# N scale



## bpiperjr (Dec 12, 2011)

Picture on my N scale layout


----------



## Big Ed (Jun 16, 2009)

bpiperjr said:


> Picture on my N scale layout


That is a good sized layout, looking good. :thumbsup:

Your second attachment doesn't work.


----------



## bpiperjr (Dec 12, 2011)

Thanks Ed. I tried to post others but my computer won't load them. It isn't the board fault. I have computer issues.


----------



## Big Ed (Jun 16, 2009)

When you figure it out show more. Start a build thread and add to it.

That looks like an interesting layout from the little bit I saw.

Post a little info, DCC? Road names? era? (if it matters).

By the way welcome to the site.

There is a lot of help if you need any, don't be afraid to ask.
But by the looks of what you have so far you don't need any help. :thumbsup:


Edi,t
You been here for a while huh?

What happened to the HO, you traded it for N?:dunno:


----------



## bpiperjr (Dec 12, 2011)

Ed, Let's see if this works. This is a 6' x 10' layout. I had AER build it and I'm working on the scenery. I can run four trains at the same time. Mostly all of the engines are DCC with sound. I love those Kato Passenger cars.


----------



## bpiperjr (Dec 12, 2011)

I have three Life Like 2-8-8-2' s with sound 2 N&W and Santa Fe. I like to run passenger trains CB&Q, UP, B&O. I have several BWL engines to run them. I wish Broadway Limited would start building N engines again. I need a NYC "B" unit to pull the 20th Century Limited up the grades


----------



## Big Ed (Jun 16, 2009)

Who or what is AER? 

The last picture where the bridge is, is there going to be some kind of water there?


----------



## bpiperjr (Dec 12, 2011)

AER builds model railroad layouts. They are located in Kentucky just across the river from Cincinnati. The bridge is the last picture is over the bottom reversing loop. The longer bridge is the upper level reversing loop. This is a complicated layout. It has 39 switches.


----------



## Big Ed (Jun 16, 2009)

Wow, 39 switches!

May I ask what they charge to build something like that?

I never heard of them but I live in the East.


----------



## bpiperjr (Dec 12, 2011)

Ed, As you know you can never spend too much on trains. Let's just say you could buy a nice used car for the price.


----------



## bpiperjr (Dec 12, 2011)

Here is a link to their website. If you receive Model Railroader Videos they are on the National Convention Video II at the very end.

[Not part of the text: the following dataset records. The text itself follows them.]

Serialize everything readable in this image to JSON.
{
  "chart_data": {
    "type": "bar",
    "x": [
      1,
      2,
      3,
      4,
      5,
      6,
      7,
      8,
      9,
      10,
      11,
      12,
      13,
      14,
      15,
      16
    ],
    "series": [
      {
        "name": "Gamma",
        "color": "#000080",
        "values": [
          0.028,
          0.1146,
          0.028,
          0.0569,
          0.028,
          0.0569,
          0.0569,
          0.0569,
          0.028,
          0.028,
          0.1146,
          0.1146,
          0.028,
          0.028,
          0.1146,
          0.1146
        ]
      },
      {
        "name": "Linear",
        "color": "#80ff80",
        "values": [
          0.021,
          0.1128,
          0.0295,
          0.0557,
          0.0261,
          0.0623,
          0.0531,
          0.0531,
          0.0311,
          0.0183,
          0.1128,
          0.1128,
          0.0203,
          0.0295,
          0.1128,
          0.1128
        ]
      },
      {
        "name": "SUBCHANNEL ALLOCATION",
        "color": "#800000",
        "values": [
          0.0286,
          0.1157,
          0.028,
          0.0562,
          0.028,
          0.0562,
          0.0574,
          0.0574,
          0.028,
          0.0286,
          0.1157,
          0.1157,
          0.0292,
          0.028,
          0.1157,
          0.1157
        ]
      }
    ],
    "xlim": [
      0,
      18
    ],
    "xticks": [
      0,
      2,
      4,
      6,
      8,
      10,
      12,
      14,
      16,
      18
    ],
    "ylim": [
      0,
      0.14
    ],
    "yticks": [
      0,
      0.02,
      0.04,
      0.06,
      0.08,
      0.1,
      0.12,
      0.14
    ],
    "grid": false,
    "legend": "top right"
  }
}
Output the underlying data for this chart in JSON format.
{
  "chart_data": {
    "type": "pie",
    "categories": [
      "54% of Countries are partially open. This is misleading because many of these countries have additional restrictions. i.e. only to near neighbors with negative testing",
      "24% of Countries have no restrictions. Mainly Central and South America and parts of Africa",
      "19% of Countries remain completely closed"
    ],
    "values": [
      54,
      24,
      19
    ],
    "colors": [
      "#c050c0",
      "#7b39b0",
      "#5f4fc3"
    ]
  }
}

http://www.aergroup.net/contact-us/


----------



## eljefe (Jun 11, 2011)

Looks like you have a pretty impressive layout in the making. I look forward to seeing how you add scenery and such.


----------



## bpiperjr (Dec 12, 2011)

Thanks. It has been quite a process from designing and now the scenery. I will most more as the project continues.


----------



## Big Ed (Jun 16, 2009)

Any water going in? :dunno:


----------



## bpiperjr (Dec 12, 2011)

Ed,

There will be a dry creek bed running through the layout and under the twin truss bridges.


----------